O que o faz caminhar o professor Angelino Pereira

Não existe um, mas vários temas no mais recente livro de Angelino Pereira, alguns são até transversais a outras obras suas, refletindo as inquietudes do autor com as questões ambientais, o amor, a integridade, o pensamento crítico e falta dele, a sociedade e a globalização.  Vários temas que se conjugam “Num grito! Numa chamada de atenção para a realidade do mundo”. Uma chamada de atenção para o que se está a passar na Amazónia e em muitos outros lugares, onde o dinheiro movimenta tudo, onde um sistema global controla e manipula tudo.  Mas a esperança não está perdida “Esta crise gerada pela pandemia e pela guerra deverá consciencializar-nos para uma nova forma de ver a vida e o direito de cada um viver. E cada um deve fazer um contrato consigo mesmo, tornar-se mais solidário e obrigando-se a cumprir cláusulas de ética e respeito por todos, sem exceção”. Ser mais autêntico é capaz de ser a única forma de ser feliz, “porque sempre que alguém tem que obedecer a alguém ou a algum sistema deixa de ser ele próprio para ser o que o outro quer ou o sistema exige”.
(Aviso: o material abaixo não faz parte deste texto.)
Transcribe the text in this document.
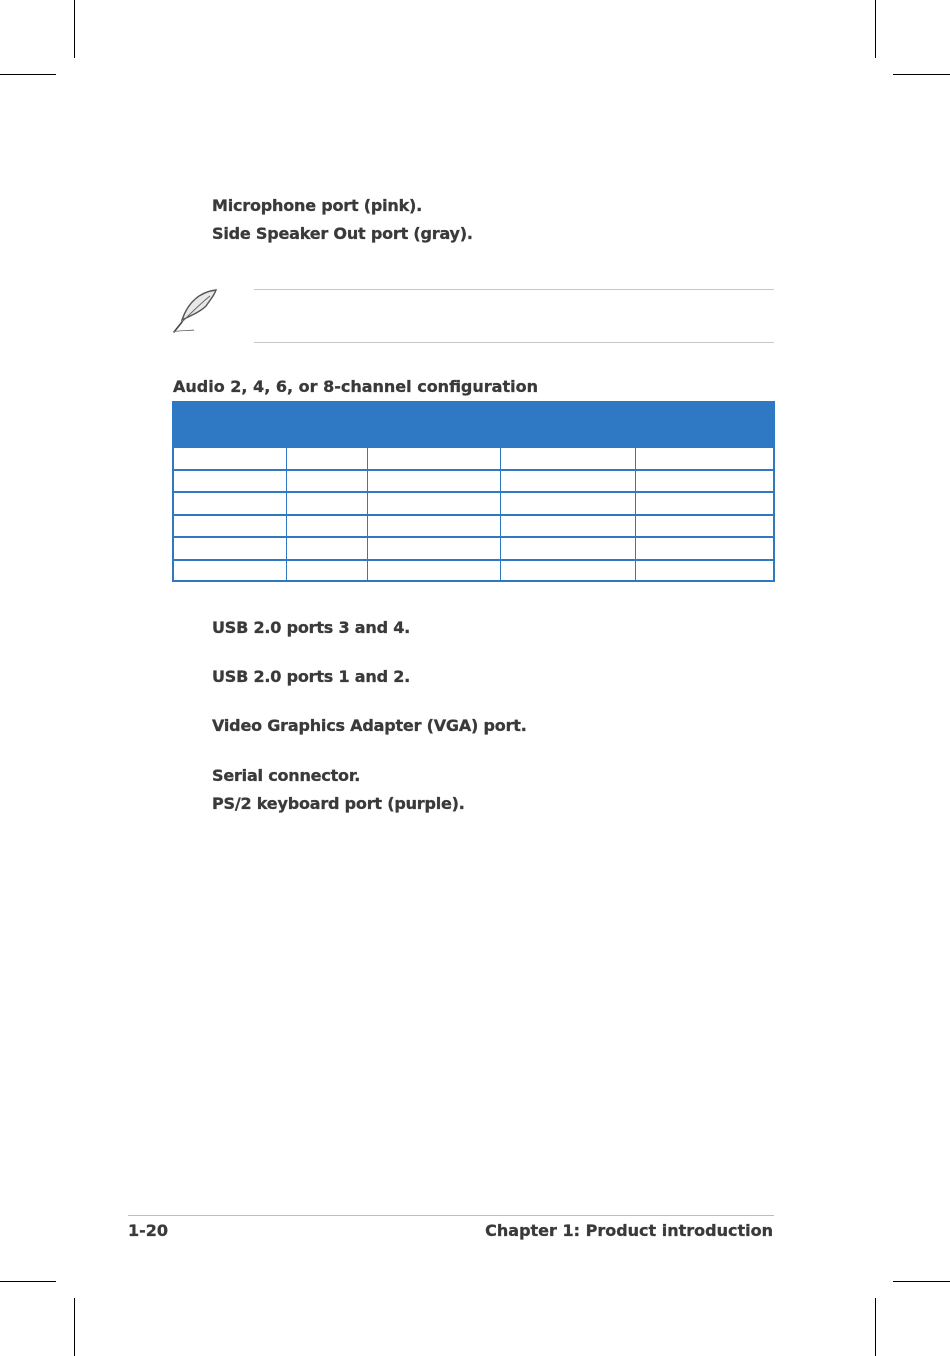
Microphone port (pink).
Side Speaker Out port (gray).
Audio 2, 4, 6, or 8-channel configuration
USB 2.0 ports 3 and 4.
USB 2.0 ports 1 and 2.
Video Graphics Adapter (VGA) port.
Serial connector.
PS/2 keyboard port (purple).
1-20	Chapter 1: Product introduction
15 obras publicadas nos últimos 20 anos

Nascido na década de 50, o professor Angelino Pereira começou por escrever os seus primeiros poemas aos 12 anos “Comecei desde muito cedo, como acontece com todas as pessoas que gostam de ler e se apaixonam pela vida. E a adolescência é uma idade marcante pelas grandes paixões e eu sempre fui e continuo a ser um apaixonado”. Mais tarde, como muitos outros jovens portugueses da sua geração foi para Angola servir na guerra colonial. Sem deixar de escrever, envia alguns dos seus poemas para a Rádio de Angola de onde recebe muitos elogios e percebe que as pessoas gostavam do que escrevia e que a sua escrita tinha impacto nas mesmas. Alguns desses e outros poemas vão ser publicados em 1991 na 1ª Coletânea de Poetas de Guimarães, um trabalho de Luís Caldas. Mais tarde, em 1995, publica o seu primeiro livro No Conto do meu poema, uma compilação de vários textos e poemas anteriores.
“E, a partir daí nunca mais deixei de escrever e publicar com regularidade e hoje já estou a pensar no próximo romance e nas suas personagens”.